As the amount of biomedical knowledge recorded in texts is steadily increasing, it is more and more important to develop efficient techniques to automatically discover new, hidden, or unsuspected knowledge in large text collections . Many text mining (TM) methods have been developed in order to achieve this goal . TM aims to discover and extract knowledge from unstructured text, making use of natural language processing (NLP) tools, such as tokenizers, morphological analyzers, part-of-speech-taggers (POS-taggers), and syntactic or deep parsers to process texts . TM in the biomedical field mostly focuses on two tasks: Named Entity Recognition (NER), i.e., the task of recognizing various types of biological entities (genes and proteins, chemicals, diseases etc.), and Relation Extraction (RE), i.e., the task of identifying relations among those entities.

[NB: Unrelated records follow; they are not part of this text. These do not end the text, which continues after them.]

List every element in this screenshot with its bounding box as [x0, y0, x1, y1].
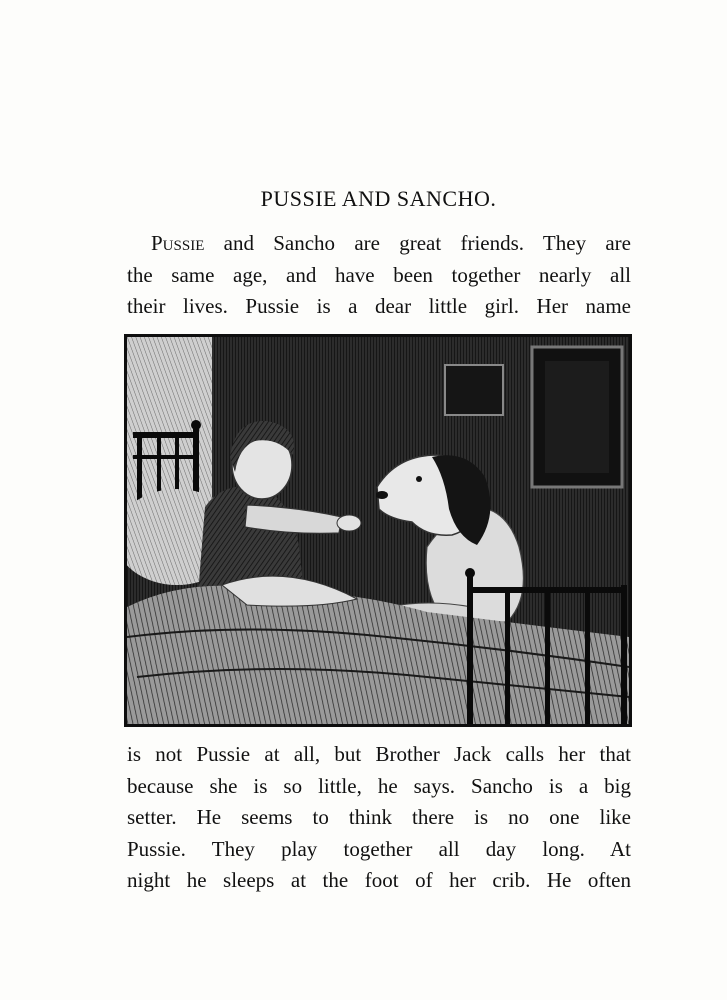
dropword: Pussie — [151, 231, 205, 255]
text-line: setter. He seems to think there is no one like — [127, 805, 631, 829]
engraving-illustration — [124, 334, 632, 727]
text-line: is not Pussie at all, but Brother Jack calls her that — [127, 742, 631, 766]
text-line: Pussie and Sancho are great friends. They are — [151, 231, 631, 255]
text-line: their lives. Pussie is a dear little girl. Her name — [127, 294, 631, 318]
story-title: PUSSIE AND SANCHO. — [260, 186, 497, 211]
paragraph-top — [127, 228, 631, 323]
text-line: Pussie. They play together all day long. At — [127, 836, 631, 861]
text-line: night he sleeps at the foot of her crib. He often — [127, 868, 631, 892]
paragraph-bottom — [127, 739, 631, 897]
text-line: because she is so little, he says. Sancho is a big — [127, 773, 631, 798]
text-line: the same age, and have been together nearly all — [127, 262, 631, 287]
bedroom-scene-image — [127, 337, 629, 724]
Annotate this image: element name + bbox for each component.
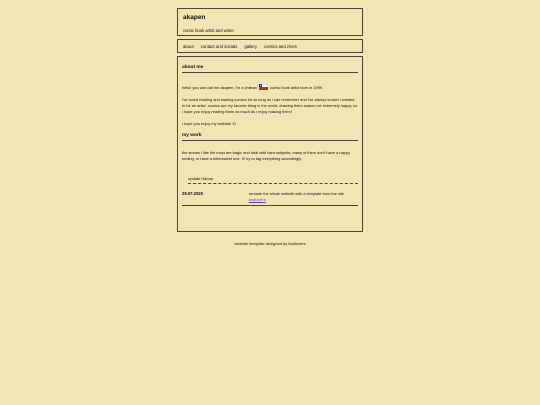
chile-flag-icon <box>259 84 268 90</box>
about-paragraph: i've loved reading and making comics for as long as i can remember and i've always known i wanted to be an artist. comics are my favorite thing in the world, drawing them makes me extremely happy, so i hope you enjoy reading them as much as i enjoy making them! <box>182 97 358 114</box>
nav-item-about[interactable]: about <box>183 43 194 49</box>
site-header <box>177 8 363 36</box>
my-work-paragraph: the stories i like the most are tragic and deal with hard subjects, many of them don't have a happy ending, or have a bittersweet one. i'll try to tag everything accordingly. <box>182 150 350 161</box>
about-intro-text-end: comic book artist born in 1999. <box>270 85 324 90</box>
about-intro <box>182 84 358 91</box>
site-subtitle: comic book artist and writer <box>183 28 234 33</box>
about-intro-text: hello! you can call me akapen, i'm a chilean <box>182 85 257 90</box>
update-date: 29.07.2025 <box>182 191 203 196</box>
update-text <box>249 191 358 203</box>
footer-credit: website template designed by foollovers <box>234 241 306 246</box>
nav-item-comics-and-zines[interactable]: comics and zines <box>263 43 297 49</box>
update-history-label: update history <box>188 176 358 184</box>
foollovers-link[interactable]: foollovers <box>249 197 266 202</box>
about-closing: i hope you enjoy my website :D <box>182 121 236 126</box>
about-heading: about me <box>182 65 358 73</box>
nav-item-gallery[interactable]: gallery <box>244 43 257 49</box>
my-work-heading: my work <box>182 133 358 141</box>
main-content <box>177 56 363 232</box>
site-title: akapen <box>183 14 206 21</box>
update-entry <box>182 191 358 206</box>
nav-bar <box>177 39 363 53</box>
page-wrapper <box>177 0 363 246</box>
nav-item-contact-and-socials[interactable]: contact and socials <box>200 43 238 49</box>
update-description: remade the whole website with a template from the site <box>249 191 344 196</box>
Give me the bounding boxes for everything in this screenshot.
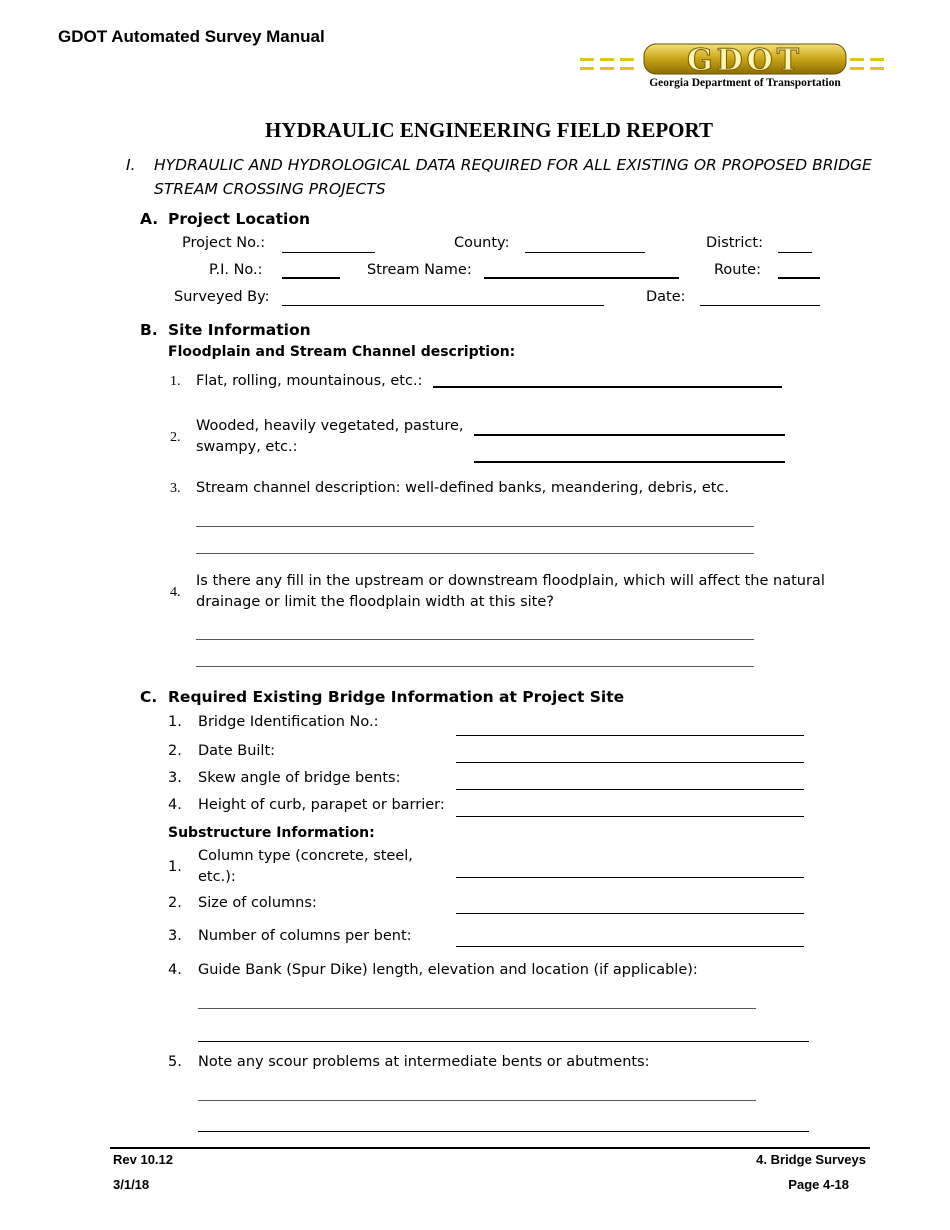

The classical baseline approach to relation extraction is to only use information about the co-occurrence of entities in the given scope (sentence or abstract; [4, 5]). Using co-occurrence is popular, because it is easy to implement and allows for efficient processing of huge amounts of texts. However, co-occurrence-based approaches fail to characterize the biological meaning of an interaction (e.g., inhibition or stimulation, directionality) and, more importantly, also generate many false positives because they cannot distinguish positive from negative pairs. The second important class of approaches is based on machine learning. Here, a statistical model is learnt from a set of positive and negative examples and then applied to unseen texts. In general, machine learning-based methods to RE perform very well for any task where sufficient and high-quality training data is available [6, 7]. However, their major drawback is this need for training data, which, in the Life Sciences, is only available for the most common tasks and very costly to produce. Furthermore, machine learning-based methods are prone to overfit to the training corpus, which makes results of evaluations very hard to extrapolate to other texts .
A third class of relation extraction methods is based on pattern matching. Pattern-based approaches build on annotated text fragments (the patterns), where words/phrases are labelled with linguistic information, e.g. POS-tag, word lemma, or syntactic information. Those patterns are matched against linguistically annotated text to detect relationships. Patterns can either be learned from examples [9, 10] or can be defined manually [11–13]. Pattern-based systems have shown good results in many areas of biomedical text mining, such as extraction of PPI [10, 13] or the reconstruction of pathways .
Systems based on manually-defined patterns typically use relatively few patterns, leading to high precision but low recall [15, 16]. In contrast, systems that learn patterns automatically often produce thousands of patterns and exhibit a better recall, but often at the cost of a decrease in precision. To circumvent this penalty, one may try to improve a given set of patterns using some optimization criteria. As an example, SPIES  proposed a pattern set optimization method based on the minimum description length (MDL) principle from information theory . Starting from the set of all patterns retrieved from the training set, iteratively two patterns are selected for merging such that (1) a merging criterion is maximized; (2) the merged pattern does not violate some task-specific heuristic constraints. This procedure has increased the F-score for PPI extraction by 6.7%, but the MDL-based algorithm is quite complex and rather cumbersome to adapt to a new problem.
In this paper, we propose much simpler ways of improving pattern-based relation extraction. We focus on simple filtering techniques that take into account the complexity of the pattern and the complexity of the texts the patterns are applied to. Our ideas are based on the observations that (1) very oftenmost of the patterns in an automatically learned pattern set are used rarely, that (2) complex patterns tend to produce more false matches, and that (3) complex or ambiguous phrases in the text tend to produce higher error rate.
We evaluate our ideas using the corpus of the BioNLP'09 Shared Task (hereafter BioNLP task)  and the pattern-based text mining system Ali Baba . While earlier shared tasks (such as BioCreative II, ) have dealt with general PPI, the BioNLP task focused on a set of more specific molecular events, such as gene expression, protein catabolism, or positive regulation and negative regulation. We hypothesized that a well-performing relationship extraction system like Ali Baba would perform well also on these tasks, because (a) all targeted events encompass the relationship between at least two constituents (either entities or trigger words), and (b) 95% of all annotated events are fully contained within a single sentence .
However, its initial performance was rather poor. However, by using simple text and pattern filters, we were able to improve F-scores considerably. For instance, the unfiltered pattern set led to an F-score of only 24.8% on gene expression events, but the score rose to 51.9% after filtering. Although we evaluated our ideas only using Ali Baba, we want to stress that our filters are defined in such a way that they also should be applicable to other tasks and to other pattern-based extraction methods.